Cryptocurrency fund to support local budding musicians

SINGAPORE: It’s a concept still in its infancy and could take some time before it hits the right notes, but cryptocurrency is currently being explored as a source of funding to support budding talents in the local music scene.

A platform run by a collective of like-minded musicians and supporters, known as The Great Wave, uses cryptocurrency to create a stash of funds for artistes to draw on. 

They can use these funds to produce and release their original works.

“It’s powered by a very unique vehicle and what we call a DAO (decentralised autonomous organisation). So think of it like a company that’s run by a series of different smart contracts,” said Mr Clarence Chan, who is part of the founding team at The Great Wave. 

“So what that allows us to do is to promote trust amongst people who have no reason to trust each other. We can come together, we can fund artist work through this vehicle.”


There are virtual agreements between two parties, executed as transactions before being verified and grouped.

They are then added into the blockchain, so the contracts’ terms and conditions cannot be altered.

To ensure the process is in order, users can view the contract using a verification website such as Etherscan.

By using the DAO, The Great Wave has increased its stable of artistes, including those from South Korea, to more than 10 in under a year. 

Independent music label founder Jon Chua believes The Great Wave could be a lifesaver, especially for smaller players in the industry. 
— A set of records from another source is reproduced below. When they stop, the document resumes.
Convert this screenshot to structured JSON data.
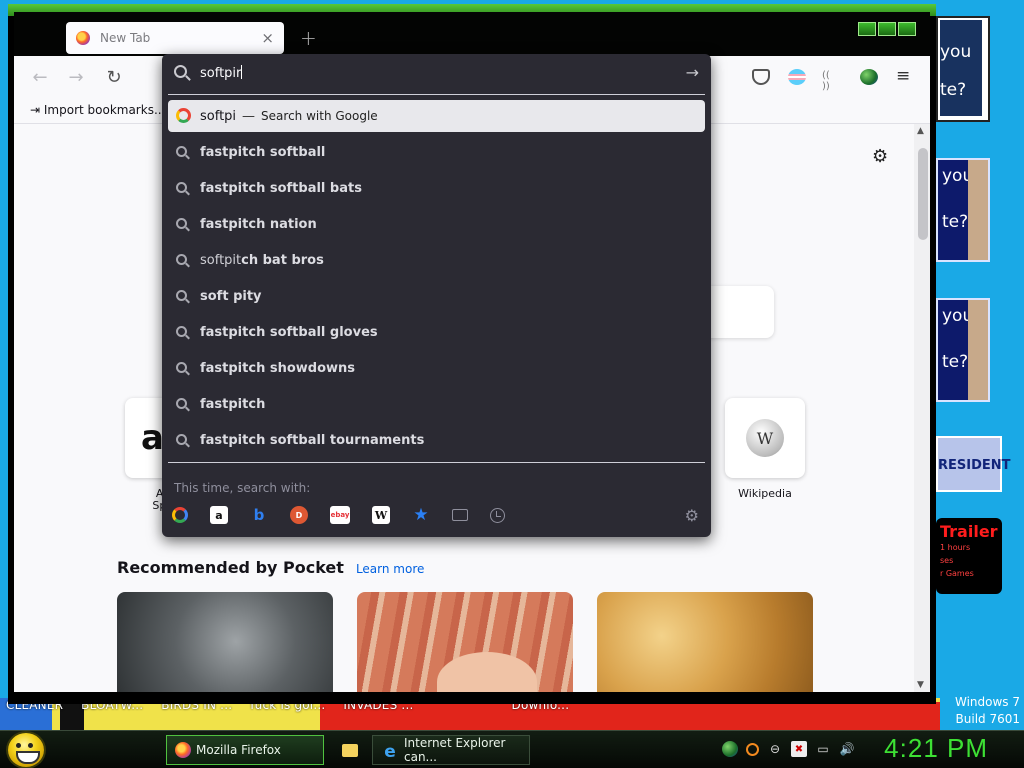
{
  "desktop": {
    "ads": {
      "card1": "you",
      "card2_l1": "you",
      "card2_l2": "te?",
      "card3_l1": "you",
      "card3_l2": "te?",
      "card4": "RESIDENT",
      "card5_title": "Trailer",
      "card5_l1": "1 hours",
      "card5_l2": "ses",
      "card5_l3": "r Games",
      "card1_l2": "te?"
    },
    "watermark_line1": "Windows 7",
    "watermark_line2": "Build 7601",
    "ticker": [
      "CLEANER",
      "BLOATW...",
      "BIRDS IN ...",
      "fuck is goi...",
      "INVADES ...",
      "Downlo..."
    ]
  },
  "browser": {
    "tab_title": "New Tab",
    "tab_close": "×",
    "new_tab": "+",
    "nav_back": "←",
    "nav_forward": "→",
    "nav_reload": "↻",
    "ext_label": "(( ))",
    "menu": "≡",
    "import_bookmarks": "Import bookmarks...",
    "new_tab_gear": "⚙",
    "scroll_up": "▲",
    "scroll_down": "▼",
    "shortcuts": [
      {
        "label_l1": "Am",
        "label_l2": "Spor",
        "tile": "a"
      },
      {
        "label_l1": "Wikipedia",
        "tile": "W"
      }
    ],
    "pocket_title": "Recommended by Pocket",
    "pocket_learn": "Learn more"
  },
  "urlbar": {
    "typed_value": "softpir",
    "go_arrow": "→",
    "google_row": {
      "query": "softpi",
      "sep": "—",
      "hint": "Search with Google"
    },
    "suggestions": [
      {
        "typed": "",
        "rest": "fastpitch softball"
      },
      {
        "typed": "",
        "rest": "fastpitch softball bats"
      },
      {
        "typed": "",
        "rest": "fastpitch nation"
      },
      {
        "typed": "softpit",
        "rest": "ch bat bros"
      },
      {
        "typed": "",
        "rest": "soft pity"
      },
      {
        "typed": "",
        "rest": "fastpitch softball gloves"
      },
      {
        "typed": "",
        "rest": "fastpitch showdowns"
      },
      {
        "typed": "",
        "rest": "fastpitch"
      },
      {
        "typed": "",
        "rest": "fastpitch softball tournaments"
      }
    ],
    "one_off_label": "This time, search with:",
    "engines": {
      "amazon": "a",
      "bing": "b",
      "ddg": "D",
      "ebay": "ebay",
      "wiki": "W",
      "bookmarks": "★"
    },
    "settings": "⚙"
  },
  "taskbar": {
    "firefox": "Mozilla Firefox",
    "ie": "Internet Explorer can...",
    "ie_icon": "e",
    "tray": {
      "volume": "🔊",
      "flag": "✖",
      "network": "▭"
    },
    "clock": "4:21 PM"
  },
  "colors": {
    "clock": "#3de034",
    "accent_green": "#50c23f",
    "dropdown_bg": "#2b2a33",
    "desktop": "#1aa9e6"
  }
}
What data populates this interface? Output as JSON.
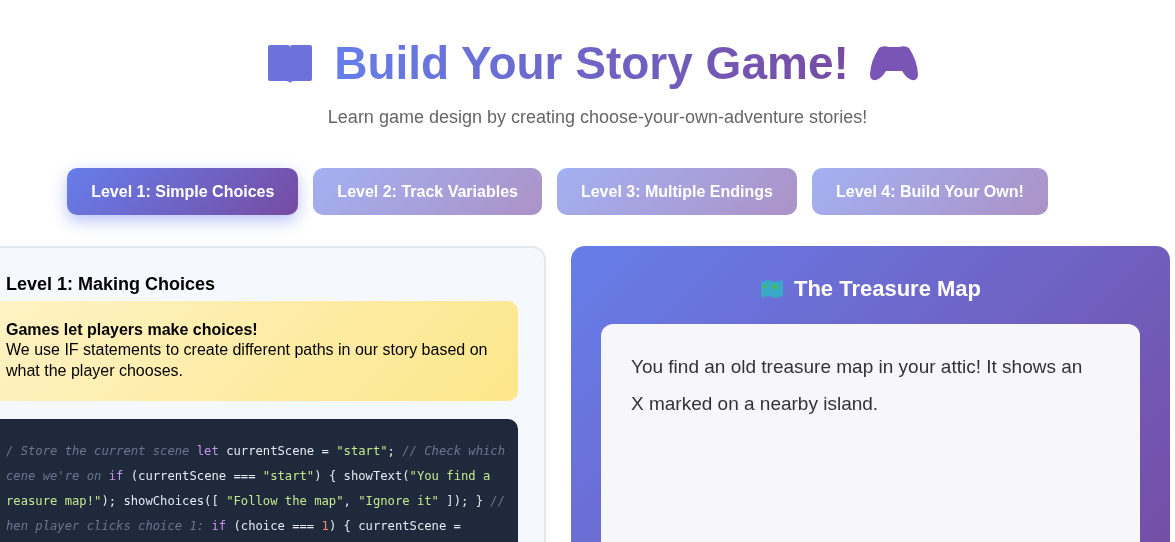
{
  "header": {
    "title": "Build Your Story Game!",
    "subtitle": "Learn game design by creating choose-your-own-adventure stories!"
  },
  "tabs": [
    {
      "label": "Level 1: Simple Choices",
      "selected": true
    },
    {
      "label": "Level 2: Track Variables",
      "selected": false
    },
    {
      "label": "Level 3: Multiple Endings",
      "selected": false
    },
    {
      "label": "Level 4: Build Your Own!",
      "selected": false
    }
  ],
  "lesson": {
    "title": "Level 1: Making Choices",
    "tip": {
      "heading": "Games let players make choices!",
      "text": "We use IF statements to create different paths in our story based on what the player chooses."
    },
    "code_lines": [
      [
        {
          "kind": "comment",
          "text": "/ Store the current scene "
        },
        {
          "kind": "keyword",
          "text": "let"
        },
        {
          "kind": "plain",
          "text": " currentScene = "
        },
        {
          "kind": "string",
          "text": "\"start\""
        },
        {
          "kind": "plain",
          "text": "; "
        },
        {
          "kind": "comment",
          "text": "// Check which"
        }
      ],
      [
        {
          "kind": "comment",
          "text": "cene we're on "
        },
        {
          "kind": "keyword",
          "text": "if"
        },
        {
          "kind": "plain",
          "text": " (currentScene === "
        },
        {
          "kind": "string",
          "text": "\"start\""
        },
        {
          "kind": "plain",
          "text": ") { showText("
        },
        {
          "kind": "string",
          "text": "\"You find a"
        }
      ],
      [
        {
          "kind": "string",
          "text": "reasure map!\""
        },
        {
          "kind": "plain",
          "text": "); showChoices([ "
        },
        {
          "kind": "string",
          "text": "\"Follow the map\""
        },
        {
          "kind": "plain",
          "text": ", "
        },
        {
          "kind": "string",
          "text": "\"Ignore it\""
        },
        {
          "kind": "plain",
          "text": " ]); } "
        },
        {
          "kind": "comment",
          "text": "//"
        }
      ],
      [
        {
          "kind": "comment",
          "text": "hen player clicks choice 1: "
        },
        {
          "kind": "keyword",
          "text": "if"
        },
        {
          "kind": "plain",
          "text": " (choice === "
        },
        {
          "kind": "number",
          "text": "1"
        },
        {
          "kind": "plain",
          "text": ") { currentScene ="
        }
      ]
    ]
  },
  "story": {
    "title": "The Treasure Map",
    "text": "You find an old treasure map in your attic! It shows an X marked on a nearby island."
  }
}
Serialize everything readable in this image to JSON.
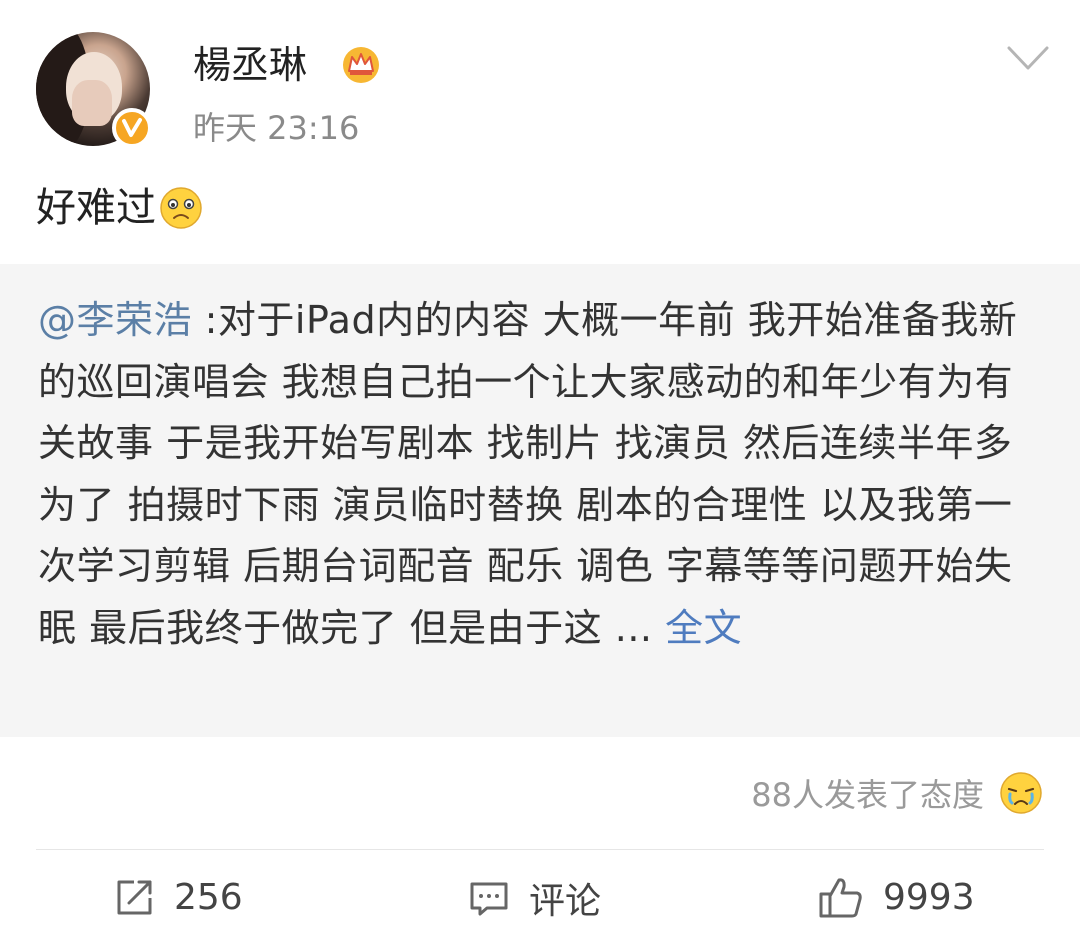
{
  "post": {
    "author": {
      "name": "楊丞琳"
    },
    "time": "昨天 23:16",
    "text": "好难过"
  },
  "repost": {
    "mention": "@李荣浩",
    "text": " :对于iPad内的内容 大概一年前 我开始准备我新的巡回演唱会 我想自己拍一个让大家感动的和年少有为有关故事 于是我开始写剧本 找制片 找演员 然后连续半年多为了 拍摄时下雨 演员临时替换 剧本的合理性 以及我第一次学习剪辑 后期台词配音 配乐 调色 字幕等等问题开始失眠 最后我终于做完了 但是由于这 ... ",
    "full_text_label": "全文"
  },
  "reactions": {
    "label": "88人发表了态度"
  },
  "actions": {
    "repost_count": "256",
    "comment_label": "评论",
    "like_count": "9993"
  },
  "colors": {
    "link": "#5b7fa6",
    "repost_bg": "#f5f5f5",
    "verified": "#f6a623",
    "secondary_text": "#8a8a8a"
  },
  "icons": {
    "verified": "verified-v-badge-icon",
    "crown": "crown-icon",
    "menu": "chevron-down-icon",
    "emoji_sad": "sad-face-emoji-icon",
    "emoji_reaction": "crying-face-emoji-icon",
    "repost": "share-icon",
    "comment": "comment-icon",
    "like": "thumbs-up-icon"
  }
}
Mr Chua, chief executive of Zendyll Music, said: “If I sell an NFT (non-fungible token) today, I will see my money today. 

“It’s immediate, essentially, whereas on the streaming platforms, you could get a million streams in January (but) you only see your money in February the next year. So I think this really helps a lot of indie musicians (and) indie labels.”

However, he also feels that artistes should first understand how blockchain technology works before hopping on the bandwagon. 

“I think that education and understanding is important. My advice would be you have to be able to dive into that space and figure it out first, before you want to use that for your work,” said Mr Chua. 

“You have to learn how to code before you ask for a job as a coder. So I think that for artistes, it’s almost the same thing, and it might not work for everybody.”